Possible Duplicates:
pass by reference or pass by value?
I'm having difficulty understanding the Pass-by-Value-Result method. I understand Pass-by-Reference and Pass-by-Value, but I'm not quite clear on Pass-by-Value-Result. How similar is it to Pass-by-Value (assuming it is similar)?
Here is the code
#include <iostream>
#include <string.h>
using namespace std;
void swap(int a, int b)
{
int temp;
temp = a;
a = b;
b = temp;
}
int main()
{
int value = 2;
int list[5] = {1, 3, 5, 7, 9};
swap(value, list[0]);
cout << value << " " << list[0] << endl;
swap(list[0], list[1]);
cout << list[0] << " " << list[1] << endl;
swap(value, list[value]);
cout << value << " " << list[value] << endl;
}
The objective is to determine the values of value
and list
if the Pass-by-Value-Result method is used. (NOT Pass-by-Value).
By definition, pass by value means you are making a copy in memory of the actual parameter's value that is passed in, a copy of the contents of the actual parameter.
A disadvantage of pass-by-value is that, if a large data item is being passed, copying that data can take a considerable amount of execution time and memory space. Pass-by-reference improves performance by eliminating the pass-by-value overhead of copying large objects.
Pass by Value-Result: This method uses in/out-mode semantics. It is a combination of Pass-by-Value and Pass-by-result. Just before the control is transferred back to the caller, the value of the formal parameter is transmitted back to the actual parameter. This method is sometimes called as call by value-result.
The question is whether new memory is used for whatever you pass. You can pass an address based on pass-by-value (new storage for the address within the callee) so that changing this address within the callee won't affect the caller's original variable (old storage) that still keeps the original address.
If you're passing by value then you're copying the variable over in the method. Which means any changed made to that variable don't happen to the original variable. This means your output would be as follows:
2 1
1 3
2 5
If you were passing by reference, which is passing the address of your variable (instead of making a copy) then your output would be different and would reflect the calculations made in swap(int a, int b). Have you ran this to check the results?
EDIT After doing some research I found a few things. C++ Does not support Pass-by-value-result, however it can be simulated.
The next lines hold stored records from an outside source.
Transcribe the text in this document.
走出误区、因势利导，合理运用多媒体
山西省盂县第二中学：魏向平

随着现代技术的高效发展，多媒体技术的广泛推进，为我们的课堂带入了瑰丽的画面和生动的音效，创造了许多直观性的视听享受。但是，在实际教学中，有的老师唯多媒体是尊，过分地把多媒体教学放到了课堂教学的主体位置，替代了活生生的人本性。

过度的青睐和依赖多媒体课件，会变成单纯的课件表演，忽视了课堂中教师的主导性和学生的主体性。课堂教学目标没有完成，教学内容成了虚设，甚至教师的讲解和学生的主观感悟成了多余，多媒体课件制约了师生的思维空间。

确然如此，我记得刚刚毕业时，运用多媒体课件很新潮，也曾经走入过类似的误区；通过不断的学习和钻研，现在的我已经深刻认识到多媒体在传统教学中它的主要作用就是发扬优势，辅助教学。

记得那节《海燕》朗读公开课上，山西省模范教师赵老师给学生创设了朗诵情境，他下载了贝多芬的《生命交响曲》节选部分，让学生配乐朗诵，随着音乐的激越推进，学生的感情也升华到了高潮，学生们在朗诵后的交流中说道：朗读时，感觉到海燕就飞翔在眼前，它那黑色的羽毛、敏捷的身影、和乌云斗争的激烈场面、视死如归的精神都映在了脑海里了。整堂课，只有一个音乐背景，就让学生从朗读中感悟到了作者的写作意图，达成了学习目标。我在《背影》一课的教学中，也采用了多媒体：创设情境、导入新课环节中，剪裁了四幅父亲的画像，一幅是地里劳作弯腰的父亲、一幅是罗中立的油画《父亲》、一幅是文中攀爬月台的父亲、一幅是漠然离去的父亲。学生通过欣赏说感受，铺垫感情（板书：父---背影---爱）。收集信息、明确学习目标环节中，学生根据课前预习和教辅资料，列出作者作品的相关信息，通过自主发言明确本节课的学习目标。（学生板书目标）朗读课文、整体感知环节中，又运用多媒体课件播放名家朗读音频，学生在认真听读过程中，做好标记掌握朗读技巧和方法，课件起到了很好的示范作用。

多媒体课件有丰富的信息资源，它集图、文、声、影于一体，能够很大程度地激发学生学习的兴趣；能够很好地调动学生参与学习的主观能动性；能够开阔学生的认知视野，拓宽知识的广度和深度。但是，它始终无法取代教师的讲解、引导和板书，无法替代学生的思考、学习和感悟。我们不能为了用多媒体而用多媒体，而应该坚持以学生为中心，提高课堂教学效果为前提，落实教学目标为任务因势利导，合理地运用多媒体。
To do so you create a copy of the variables, pass them by reference to your function, and then set your original values to the temporary values. See code below..
#include <iostream>
#include <string.h>
using namespace std;
void swap(int &a, int &b)
{
int temp;
temp = a;
a = b;
b = temp;
}
int main()
{
int value = 2;
int list[5] = {1, 3, 5, 7, 9};
int temp1 = value;
int temp2 = list[0]
swap(temp1, temp2);
value = temp1;
list[0] = temp2;
cout << value << " " << list[0] << endl;
temp1 = list[0];
temp2 = list[1];
swap(list[0], list[1]);
list[0] = temp1;
list[1] = temp2;
cout << list[0] << " " << list[1] << endl;
temp1 = value;
temp2 = list[value];
swap(value, list[value]);
value = temp1;
list[value] = temp2;
cout << value << " " << list[value] << endl;
}
This will give you the results of:
1 2
3 2
2 1
This type of passing is also called Copy-In, Copy-Out. Fortran use to use it. But that is all I found during my searches. Hope this helps.